Pasaron los meses, y una tarde, al regresar a casa de los marqueses, tras dar un paseo con su hermana Sofía, una de sus compañeras le entregó carta: – Es del frente, María. – Le dijo. – Sin remite -. Abrió la correspondencia al tiempo que suplicaba que no fueran malas noticias:
«Estimada Señorita:
No sé cuándo recibirá estas palabras, o si algún día llegará a leerla. No pude evitar retener en mi memoria la dirección de su domicilio. Colgaba de uno de los cantaros con los que cargaba, así que até cabos y pensé que perdonaría mi atrevimiento. Sólo quiero decirle que no puedo dejar de pensar en su pelo, sus ojos, sus manos, su sonrisa. En su perfume a caramelos de violetas. Hay demasiado horror a mi alrededor, compañera, y su recuerdo hace que este horror desaparezca. ¿Me permitirá visitarla cuando vuelva a Madrid?

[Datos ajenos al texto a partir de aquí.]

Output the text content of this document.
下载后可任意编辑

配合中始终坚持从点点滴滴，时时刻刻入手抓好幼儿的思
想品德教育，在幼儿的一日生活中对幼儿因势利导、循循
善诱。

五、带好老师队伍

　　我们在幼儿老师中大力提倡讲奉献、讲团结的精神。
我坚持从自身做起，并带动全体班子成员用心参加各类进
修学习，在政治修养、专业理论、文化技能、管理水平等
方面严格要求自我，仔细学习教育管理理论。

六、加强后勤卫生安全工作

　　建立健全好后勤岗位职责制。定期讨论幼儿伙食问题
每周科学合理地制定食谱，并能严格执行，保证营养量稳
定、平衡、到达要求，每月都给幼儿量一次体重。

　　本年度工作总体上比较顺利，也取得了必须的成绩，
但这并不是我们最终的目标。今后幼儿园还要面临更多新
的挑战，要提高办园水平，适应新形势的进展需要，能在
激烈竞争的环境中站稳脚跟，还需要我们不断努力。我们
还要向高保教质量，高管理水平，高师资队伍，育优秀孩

Se despide de usted, un compañero que no la olvida.»
Naturalmente mi abuelo se presentó. Si hay algo que caracterizaba a mi abuelo era la osadía, hay quien puede describirlo así, como osadía, pero para mi abuela se traducía en valentía y determinación. Como ya os he contado ese día le regaló la caja de música. Mi abuela nunca se separó de ella hasta que la vida decidió que era demasiado tiempo sin estar junto a mi abuelo, y se la llevó hacia ese lugar sin nombre donde habitan los buenos.
Me gusta pensar que al esfumarse sus cuerpos parte de la esencia de su amor quedó cautiva en esa caja y que al abrirla se esparce con sus notas para acariciar con ellas a cada uno de sus descendientes. Para llenarnos de amor. Para que no olvidemos su historia.